The annual reception of MBBS courses in India is about 118,000. With 1 3 million registered practices, India has one doctor for every 1,263 people, while the World Health Organization recommends one per 1000.
The report stated that the government, in an effort to address the lack of doctors, initiated an effort to increase MBBS, which has sought 75,000 new seats in the next five years.
“This pressure has led to a fast opening of new medical faculties and existing ones. NMC even has relaxed rules for the appointment of the faculty to deal with lack and support this expansion.

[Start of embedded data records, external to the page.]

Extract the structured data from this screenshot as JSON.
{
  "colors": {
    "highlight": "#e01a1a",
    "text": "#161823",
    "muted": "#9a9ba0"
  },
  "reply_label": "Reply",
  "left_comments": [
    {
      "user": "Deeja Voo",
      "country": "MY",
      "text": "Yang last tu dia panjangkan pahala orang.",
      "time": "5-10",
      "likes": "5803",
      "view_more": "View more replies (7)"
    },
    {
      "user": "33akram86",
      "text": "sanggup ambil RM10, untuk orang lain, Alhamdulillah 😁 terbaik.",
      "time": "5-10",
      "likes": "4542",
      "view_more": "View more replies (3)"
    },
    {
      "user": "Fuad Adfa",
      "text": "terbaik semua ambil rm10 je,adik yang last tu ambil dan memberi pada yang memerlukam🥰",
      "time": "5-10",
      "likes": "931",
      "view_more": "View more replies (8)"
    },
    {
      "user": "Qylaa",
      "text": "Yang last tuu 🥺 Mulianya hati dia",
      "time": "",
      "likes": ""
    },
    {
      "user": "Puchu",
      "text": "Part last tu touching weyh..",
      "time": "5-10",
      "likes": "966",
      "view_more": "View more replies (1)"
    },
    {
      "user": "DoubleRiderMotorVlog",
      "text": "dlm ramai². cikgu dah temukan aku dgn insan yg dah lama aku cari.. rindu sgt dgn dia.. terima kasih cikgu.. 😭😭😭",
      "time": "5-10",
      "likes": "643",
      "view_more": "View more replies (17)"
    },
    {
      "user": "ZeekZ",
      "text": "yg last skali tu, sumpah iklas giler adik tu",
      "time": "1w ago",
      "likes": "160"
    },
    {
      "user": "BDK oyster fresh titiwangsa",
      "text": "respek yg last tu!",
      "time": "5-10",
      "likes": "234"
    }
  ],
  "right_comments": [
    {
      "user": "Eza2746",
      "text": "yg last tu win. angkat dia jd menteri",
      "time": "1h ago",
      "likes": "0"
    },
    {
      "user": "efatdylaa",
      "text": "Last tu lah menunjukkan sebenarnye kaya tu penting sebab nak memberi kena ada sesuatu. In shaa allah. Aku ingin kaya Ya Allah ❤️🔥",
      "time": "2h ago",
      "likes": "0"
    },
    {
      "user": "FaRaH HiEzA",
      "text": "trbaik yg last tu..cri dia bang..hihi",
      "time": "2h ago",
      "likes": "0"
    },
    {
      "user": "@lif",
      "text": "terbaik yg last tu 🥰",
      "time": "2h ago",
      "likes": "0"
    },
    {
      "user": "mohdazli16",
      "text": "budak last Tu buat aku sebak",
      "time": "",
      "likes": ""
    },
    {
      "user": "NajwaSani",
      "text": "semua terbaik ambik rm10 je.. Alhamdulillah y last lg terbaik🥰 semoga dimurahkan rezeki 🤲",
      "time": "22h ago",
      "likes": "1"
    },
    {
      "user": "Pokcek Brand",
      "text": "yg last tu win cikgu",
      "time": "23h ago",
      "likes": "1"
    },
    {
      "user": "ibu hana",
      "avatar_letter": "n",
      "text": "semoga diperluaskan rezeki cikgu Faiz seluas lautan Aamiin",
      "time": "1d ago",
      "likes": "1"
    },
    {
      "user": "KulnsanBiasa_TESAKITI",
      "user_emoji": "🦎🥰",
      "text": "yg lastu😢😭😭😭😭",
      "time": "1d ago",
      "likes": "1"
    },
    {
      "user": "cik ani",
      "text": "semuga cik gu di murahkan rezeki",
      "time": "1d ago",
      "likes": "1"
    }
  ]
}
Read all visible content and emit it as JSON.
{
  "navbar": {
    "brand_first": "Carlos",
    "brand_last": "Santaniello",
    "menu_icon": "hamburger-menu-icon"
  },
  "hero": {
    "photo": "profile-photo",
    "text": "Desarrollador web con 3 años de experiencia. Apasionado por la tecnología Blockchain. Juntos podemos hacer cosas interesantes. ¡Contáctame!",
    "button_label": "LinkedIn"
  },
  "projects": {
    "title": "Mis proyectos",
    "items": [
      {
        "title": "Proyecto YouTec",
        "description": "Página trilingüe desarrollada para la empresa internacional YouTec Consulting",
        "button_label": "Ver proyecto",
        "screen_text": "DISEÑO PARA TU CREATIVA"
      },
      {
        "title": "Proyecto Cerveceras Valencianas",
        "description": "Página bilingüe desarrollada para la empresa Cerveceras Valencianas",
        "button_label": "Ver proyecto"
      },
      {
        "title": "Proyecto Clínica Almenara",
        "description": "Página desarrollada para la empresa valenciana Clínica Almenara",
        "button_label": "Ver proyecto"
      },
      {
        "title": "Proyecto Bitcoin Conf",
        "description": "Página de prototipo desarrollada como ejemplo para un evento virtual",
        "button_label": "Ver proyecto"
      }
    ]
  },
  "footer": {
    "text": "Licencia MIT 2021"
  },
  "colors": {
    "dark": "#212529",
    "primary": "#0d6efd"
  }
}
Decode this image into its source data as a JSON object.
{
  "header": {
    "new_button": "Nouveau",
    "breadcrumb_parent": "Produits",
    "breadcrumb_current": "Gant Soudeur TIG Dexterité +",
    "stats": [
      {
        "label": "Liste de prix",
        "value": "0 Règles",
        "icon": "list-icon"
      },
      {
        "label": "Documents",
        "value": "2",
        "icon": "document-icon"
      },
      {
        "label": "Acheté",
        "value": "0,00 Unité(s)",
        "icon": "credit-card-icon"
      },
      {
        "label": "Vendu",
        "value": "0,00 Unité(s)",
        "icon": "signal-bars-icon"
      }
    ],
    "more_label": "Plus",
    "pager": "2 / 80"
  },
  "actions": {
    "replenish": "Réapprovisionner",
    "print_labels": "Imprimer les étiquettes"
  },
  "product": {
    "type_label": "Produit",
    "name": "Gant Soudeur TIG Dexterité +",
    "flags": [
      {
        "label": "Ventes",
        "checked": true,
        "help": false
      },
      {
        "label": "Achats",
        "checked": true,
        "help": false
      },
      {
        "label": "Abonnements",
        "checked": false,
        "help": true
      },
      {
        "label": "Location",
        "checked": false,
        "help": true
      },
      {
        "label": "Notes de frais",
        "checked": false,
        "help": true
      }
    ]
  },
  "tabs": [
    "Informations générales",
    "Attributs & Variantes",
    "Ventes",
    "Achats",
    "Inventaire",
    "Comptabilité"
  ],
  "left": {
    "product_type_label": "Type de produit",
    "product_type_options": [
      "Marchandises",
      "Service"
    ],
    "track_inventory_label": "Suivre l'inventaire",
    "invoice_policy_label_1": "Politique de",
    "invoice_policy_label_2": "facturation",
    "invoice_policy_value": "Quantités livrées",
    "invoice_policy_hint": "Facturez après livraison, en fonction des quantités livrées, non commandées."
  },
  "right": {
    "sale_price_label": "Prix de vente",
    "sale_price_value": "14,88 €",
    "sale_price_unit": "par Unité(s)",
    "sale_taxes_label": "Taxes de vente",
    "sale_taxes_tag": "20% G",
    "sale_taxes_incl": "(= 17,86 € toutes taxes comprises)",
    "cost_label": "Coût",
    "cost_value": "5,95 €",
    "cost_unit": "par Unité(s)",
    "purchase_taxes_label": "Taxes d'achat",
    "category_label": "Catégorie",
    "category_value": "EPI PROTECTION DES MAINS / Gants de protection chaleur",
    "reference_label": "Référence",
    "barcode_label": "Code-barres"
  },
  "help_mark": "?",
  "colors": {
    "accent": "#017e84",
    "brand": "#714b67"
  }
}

Under pressure, it quickly expanded in advance and post -ray and post -ray seats),” MCI said in advance).
The report has pointed out that if NMC focuses only on quantity, the quality of future doctors will be at risk, which will have an impact on the provision of health care, emphasizing the critical need for the NMC to follow and enforce standards in medical education to protect public health in India.
Dilip Bhanusahli, President of the Indian Medical Association (IMA), expressed deep concern about the bribery scandal in medical education, expressed the report in medical education. He said that the involvement of the NMC seriously damaged its image and public confidence.
“IMA strongly requires the strictest and time -bound punishment for all accused and institutional mechanisms to avoid repetitions. We ask the government to engage IMA in matters of health and medical education.”
Concerns about new medical faculties, which do not have enough facilities or pedagogical staff, have also been worried. Bhanusahli called on a strong law to protect healthcare professionals, a quick action against false doctors and stopping “mixopathy” (combining different medical systems).
Questions sent by spokesperson of the Ministry of Health, Lancet Journal and Minister NMC remained unanswered until the press.